Snead’s point on the shortcoming of each respective race reflects a W.E.B. Du Bois’ perspective on the need for populist movement:

“He would not AfricanizeAmerica, for America has too much to teach the world and Africa. He would not bleach his Negro soul in a flood of white Americanism, for he knows that Negro blood has a message for the world.”

It would be unsurprising if Snead did not read Du Bois. The concept of “cut” and “progression” fall in line with each. By only acknowledging the power and disempowerment of both, can a stronger shift towards a more pluralistic world is possible.

2 Replies to “The Forces We Bring-Kazon Robinson”

  1. I really like how you give some more context to Snead’s comments, on the differences between the cultures, by using that quote from Du Bois. It gets the point across and now I am left wondering what that means for Afrofuturism. Does Afrofuturism become a mix of the African and Western cultures? Or does Afrofuturism become a purely African cultural movement that makes sure to acknowledge Western culture?

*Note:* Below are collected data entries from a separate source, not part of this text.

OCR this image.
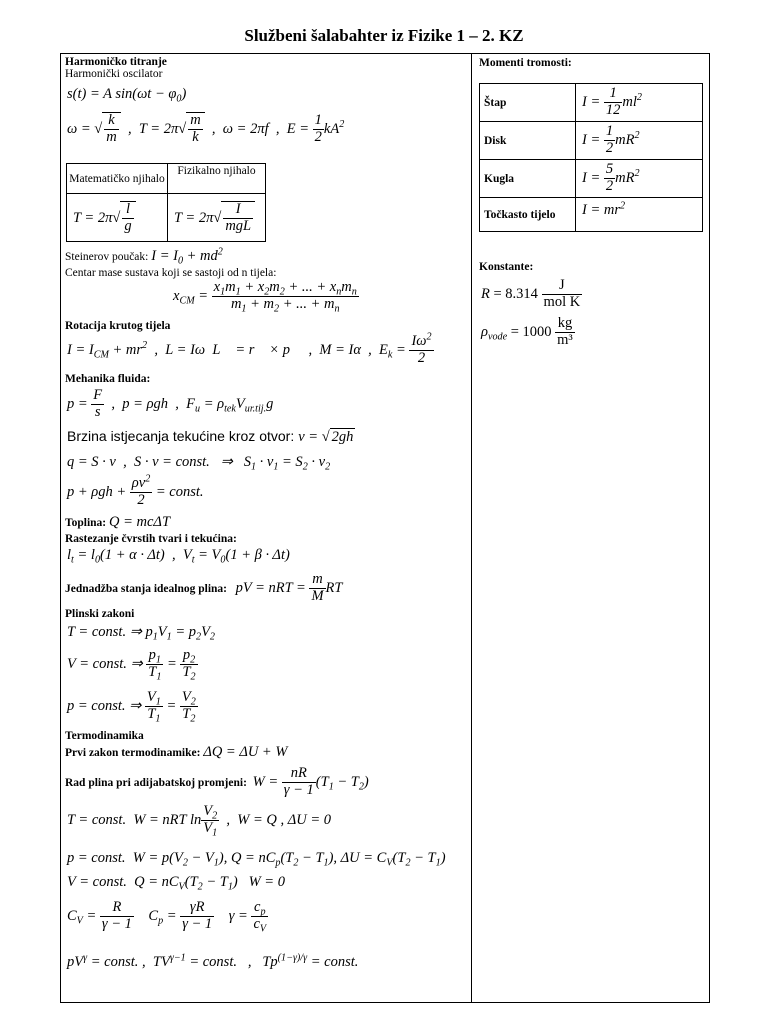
Službeni šalabahter iz Fizike 1 – 2. KZ
Harmoničko titranje
Harmonički oscilator
s(t) = A $\sin(\omega t - \varphi_0)$
ω = √ $\frac{k}{m}$ ,  $T = 2\pi√ \frac{m}{k}$ ,  ω = 2πf  ,  $E = \frac{1}{2} kA^2$
Matematičko njihalo	Fizikalno njihalo
$T = 2\pi√ \frac{l}{g}$	$T = 2\pi√ \frac{I}{\text{mgL}}$
Steinerov poučak: $I = I_0 + md^2$
Centar mase sustava koji se sastoji od n tijela:
$x_{CM} = \frac{x_1m_1 + x_2m_2 + ... + x_nm_n}{m_1 + m_2 + ... + m_n}$
Rotacija krutog tijela
$I = I_{CM} + mr^2$  ,  L = Iω  L⃗ = r⃗ × p⃗  ,  M = Iα  ,  $E_k = \frac{I\omega^2}{2}$
Mehanika fluida:
$p = \frac{F}{s}$ ,  p = ρgh  ,  $F_u = \rho_{tek}V_{ur.tij.}g$
Brzina istjecanja tekućine kroz otvor: v = √ 2gh
q = S · v  ,  S · v = const.   ⇒   $S_1 \cdot v_1 = S_2 \cdot v_2$
$p + \rho gh + \frac{\rho v^2}{2}$ = const.
Toplina: Q = mcΔT
Rastezanje čvrstih tvari i tekućina:
$l_t = l_0(1 + \alpha \cdot \Delta t)$  ,  $V_t = V_0(1 + \beta \cdot \Delta t)$
Jednadžba stanja idealnog plina: pV = nRT = $\frac{m}{M}$ RT
Plinski zakoni
T = const. ⇒ $p_1V_1 = p_2V_2$
V = const. ⇒ $\frac{p_1}{T_1} = \frac{p_2}{T_2}$
p = const. ⇒ $\frac{V_1}{T_1} = \frac{V_2}{T_2}$
Termodinamika
Prvi zakon termodinamike: ΔQ = ΔU + W
Rad plina pri adijabatskoj promjeni: $W = \frac{nR}{\gamma - 1} (T_1 - T_2)$
T = const.  W = nRT $\ln \frac{V_2}{V_1}$ ,  W = Q , ΔU = 0
p = const.  $W = p(V_2 - V_1)$, $Q = nC_p(T_2 - T_1)$, $\Delta U = C_V(T_2 - T_1)$
V = const.  $Q = nC_V(T_2 - T_1) W = 0$
$C_V = \frac{R}{\gamma - 1} C_p = \frac{\gamma R}{\gamma - 1}$ $\gamma = \frac{c_p}{c_V}$
$pV^\gamma$ = const. ,  $TV^{\gamma-1}$ = const.   ,   $Tp^{(1-\gamma)/\gamma}$ = const.
Momenti tromosti:
Štap	$I = \frac{1}{12} ml^2$
Disk	$I = \frac{1}{2} mR^2$
Kugla	$I = \frac{5}{2} mR^2$
Točkasto tijelo	$I = mr^2$
Konstante:
$R = 8.314 \frac{J}{\text{mol K}}$
$\rho_{vode} = 1000 \frac{kg}{\text{m³}}$
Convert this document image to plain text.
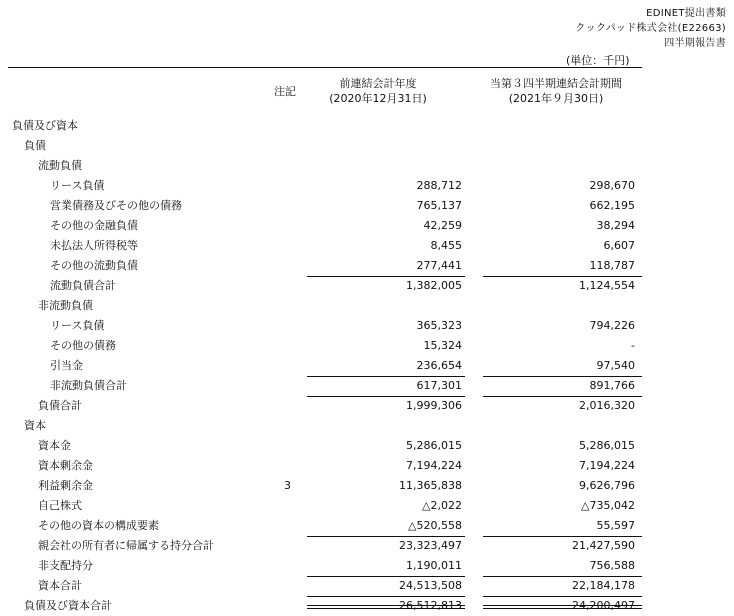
EDINET提出書類
クックパッド株式会社(E22663)
四半期報告書
(単位：千円)
注記
前連結会計年度
(2020年12月31日)
当第３四半期連結会計期間
(2021年９月30日)
負債及び資本
負債
流動負債
リース負債	288,712	298,670
営業債務及びその他の債務	765,137	662,195
その他の金融負債	42,259	38,294
未払法人所得税等	8,455	6,607
その他の流動負債	277,441	118,787
流動負債合計	1,382,005	1,124,554
非流動負債
リース負債	365,323	794,226
その他の債務	15,324	-
引当金	236,654	97,540
非流動負債合計	617,301	891,766
負債合計	1,999,306	2,016,320
資本
資本金	5,286,015	5,286,015
資本剰余金	7,194,224	7,194,224
利益剰余金	3	11,365,838	9,626,796
自己株式	△2,022	△735,042
その他の資本の構成要素	△520,558	55,597
親会社の所有者に帰属する持分合計	23,323,497	21,427,590
非支配持分	1,190,011	756,588
資本合計	24,513,508	22,184,178
負債及び資本合計	26,512,813	24,200,497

  2. You might look especially at the ending to Snead’s piece as an example of the pluralistic possibility – ultimately, he’s calling European culture Black without that culture knowing it. And you’re right that Snead is aware of DuBois even if not referencing him here – you might look less at the overlap between their ideas than the difference, subtle but necessary to name. That is, Snead sees a blurring – would it be wrong to call it an infiltration or transfusion – between the cultures, and that’s not quite what I’d argue in the DeBois quote you’re offering us…the difference, though slight, can be productive of meaning.